Le 'manifeste' de ces dix pays (la Belgique, Chypre, la France, la Grèce, la Hongrie, l'Italie, Malte, le Portugal, la Roumanie et l'Espagne) demande à la Commission européenne d'établir, dès 2025, une liste des médicaments industriellement vulnérables, « afin de prioriser le soutien et de renforcer la fabrication au sein de l’UE ainsi que les efforts de diversification pour les médicaments les plus critiques ». Selon ces pays, la réalisation d’une évaluation des vulnérabilités devrait permettre de « hiérarchiser les actions à mener et de définir le périmètre pertinent des mesures proposées ».
Autre demande de ces pays adressée à la Commission : mettre en place « un plan d’investissement spécifique » avec une forte coopération et coordination à l’échelle de l’UE pour renforcer la capacité de production européenne des médicaments critiques, y compris des principes actifs.
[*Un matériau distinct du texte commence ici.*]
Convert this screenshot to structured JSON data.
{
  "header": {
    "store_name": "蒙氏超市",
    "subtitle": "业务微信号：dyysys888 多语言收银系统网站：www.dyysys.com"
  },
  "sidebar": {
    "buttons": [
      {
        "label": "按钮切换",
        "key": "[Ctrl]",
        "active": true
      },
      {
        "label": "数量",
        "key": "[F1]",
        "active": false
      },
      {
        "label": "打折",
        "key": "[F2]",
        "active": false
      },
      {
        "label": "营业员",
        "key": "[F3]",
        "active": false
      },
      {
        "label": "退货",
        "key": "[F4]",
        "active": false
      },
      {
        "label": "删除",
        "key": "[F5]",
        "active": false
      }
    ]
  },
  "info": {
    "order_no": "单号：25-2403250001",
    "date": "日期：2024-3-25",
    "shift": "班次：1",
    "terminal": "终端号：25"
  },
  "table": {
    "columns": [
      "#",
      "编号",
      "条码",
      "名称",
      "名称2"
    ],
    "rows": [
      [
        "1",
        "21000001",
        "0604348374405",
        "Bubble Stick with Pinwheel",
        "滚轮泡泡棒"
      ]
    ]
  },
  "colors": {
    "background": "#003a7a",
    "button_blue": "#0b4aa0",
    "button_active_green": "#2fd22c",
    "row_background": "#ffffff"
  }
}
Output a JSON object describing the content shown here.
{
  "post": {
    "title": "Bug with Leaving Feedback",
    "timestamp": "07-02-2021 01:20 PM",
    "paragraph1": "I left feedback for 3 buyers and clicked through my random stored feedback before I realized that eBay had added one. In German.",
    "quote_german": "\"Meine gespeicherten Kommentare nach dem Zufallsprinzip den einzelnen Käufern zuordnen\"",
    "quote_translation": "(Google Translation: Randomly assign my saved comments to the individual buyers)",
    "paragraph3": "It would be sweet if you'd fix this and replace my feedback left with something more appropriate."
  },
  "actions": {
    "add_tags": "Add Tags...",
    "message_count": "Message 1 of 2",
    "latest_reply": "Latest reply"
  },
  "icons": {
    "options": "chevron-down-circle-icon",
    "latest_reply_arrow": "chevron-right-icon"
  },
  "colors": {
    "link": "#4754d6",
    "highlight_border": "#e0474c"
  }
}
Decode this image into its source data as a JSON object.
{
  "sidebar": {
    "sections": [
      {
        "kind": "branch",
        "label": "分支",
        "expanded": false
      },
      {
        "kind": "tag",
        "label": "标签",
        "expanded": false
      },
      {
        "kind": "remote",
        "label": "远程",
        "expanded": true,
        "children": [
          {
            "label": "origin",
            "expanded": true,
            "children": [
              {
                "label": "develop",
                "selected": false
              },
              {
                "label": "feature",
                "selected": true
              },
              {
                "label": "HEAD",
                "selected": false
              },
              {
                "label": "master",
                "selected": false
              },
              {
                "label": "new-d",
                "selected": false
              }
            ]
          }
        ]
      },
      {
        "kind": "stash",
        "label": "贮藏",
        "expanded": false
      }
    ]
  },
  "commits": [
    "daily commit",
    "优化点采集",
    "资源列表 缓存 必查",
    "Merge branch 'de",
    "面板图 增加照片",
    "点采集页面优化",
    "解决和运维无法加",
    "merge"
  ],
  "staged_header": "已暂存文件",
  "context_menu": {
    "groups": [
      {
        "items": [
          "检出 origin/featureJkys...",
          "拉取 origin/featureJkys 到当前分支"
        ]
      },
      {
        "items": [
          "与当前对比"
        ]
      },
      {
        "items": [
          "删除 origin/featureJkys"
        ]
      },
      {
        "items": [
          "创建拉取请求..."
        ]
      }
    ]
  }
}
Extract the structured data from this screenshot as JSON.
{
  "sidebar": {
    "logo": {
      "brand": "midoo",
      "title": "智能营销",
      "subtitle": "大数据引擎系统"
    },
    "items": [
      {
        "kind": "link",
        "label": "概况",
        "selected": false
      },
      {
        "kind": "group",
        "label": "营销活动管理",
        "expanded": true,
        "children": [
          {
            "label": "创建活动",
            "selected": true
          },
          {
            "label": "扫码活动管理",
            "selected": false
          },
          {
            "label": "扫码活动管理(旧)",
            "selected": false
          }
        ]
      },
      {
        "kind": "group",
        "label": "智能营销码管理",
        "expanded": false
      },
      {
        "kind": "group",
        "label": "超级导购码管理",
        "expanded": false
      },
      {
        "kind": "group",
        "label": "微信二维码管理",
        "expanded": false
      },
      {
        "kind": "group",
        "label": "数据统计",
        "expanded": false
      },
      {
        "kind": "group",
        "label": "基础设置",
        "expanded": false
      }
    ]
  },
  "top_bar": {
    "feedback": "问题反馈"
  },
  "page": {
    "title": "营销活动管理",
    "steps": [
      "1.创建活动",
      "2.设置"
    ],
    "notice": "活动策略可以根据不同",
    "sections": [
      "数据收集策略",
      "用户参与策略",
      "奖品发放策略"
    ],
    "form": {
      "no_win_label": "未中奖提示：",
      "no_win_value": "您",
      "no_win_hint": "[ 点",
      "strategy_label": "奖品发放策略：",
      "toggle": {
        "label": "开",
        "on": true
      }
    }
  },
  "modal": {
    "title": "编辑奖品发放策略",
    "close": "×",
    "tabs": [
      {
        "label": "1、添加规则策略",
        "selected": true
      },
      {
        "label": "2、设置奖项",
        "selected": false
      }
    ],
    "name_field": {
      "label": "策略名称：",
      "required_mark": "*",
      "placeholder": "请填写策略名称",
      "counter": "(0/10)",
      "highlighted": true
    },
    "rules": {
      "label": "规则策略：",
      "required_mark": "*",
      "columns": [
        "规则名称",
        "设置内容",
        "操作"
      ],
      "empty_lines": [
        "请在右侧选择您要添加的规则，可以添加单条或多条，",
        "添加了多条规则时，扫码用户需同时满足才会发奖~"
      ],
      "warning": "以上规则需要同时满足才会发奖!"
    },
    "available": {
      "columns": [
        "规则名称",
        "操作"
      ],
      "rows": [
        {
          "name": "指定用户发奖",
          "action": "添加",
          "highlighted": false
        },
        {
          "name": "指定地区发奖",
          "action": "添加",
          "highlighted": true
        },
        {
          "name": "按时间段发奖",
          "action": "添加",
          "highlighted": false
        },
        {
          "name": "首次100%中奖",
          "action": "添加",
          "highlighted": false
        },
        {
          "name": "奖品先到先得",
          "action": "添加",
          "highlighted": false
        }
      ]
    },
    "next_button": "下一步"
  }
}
La Commission devrait donc, en ajustant si nécessaire son cadre actuel en matière d’aides d’État et de financement de l’UE, « garantir que les futurs instruments répondent pleinement à cette nécessité d’un soutien financier ambitieux et ciblé », selon le manifeste.
Ils appellent à explorer le recours aux achats conjoints. En matière de marchés publics, ils mettent en avant des critères de sécurité d’approvisionnement, de résilience (qui mesurent en fait la présence industrielle européenne) et de qualité environnementale, et proposent de passer des appels d’offres avec plusieurs gagnants.
L'eurodéputée Tilly Metz (Verts/ALE, luxembourgeoise) salue les avancées sur les médicaments critiques, mais regrette l'absence d’évaluation d’impact accompagnant la proposition de la Commission. Il convient, selon elle, d'associer le soutien financier à l’industrie pharmaceutique aux exigences de transparence. L’approvisionnement en médicaments ne doit pas être dicté uniquement par le prix, mais aussi par des critères tels que la sécurité d’approvisionnement et l’impact environnemental, selon l'eurodéputée.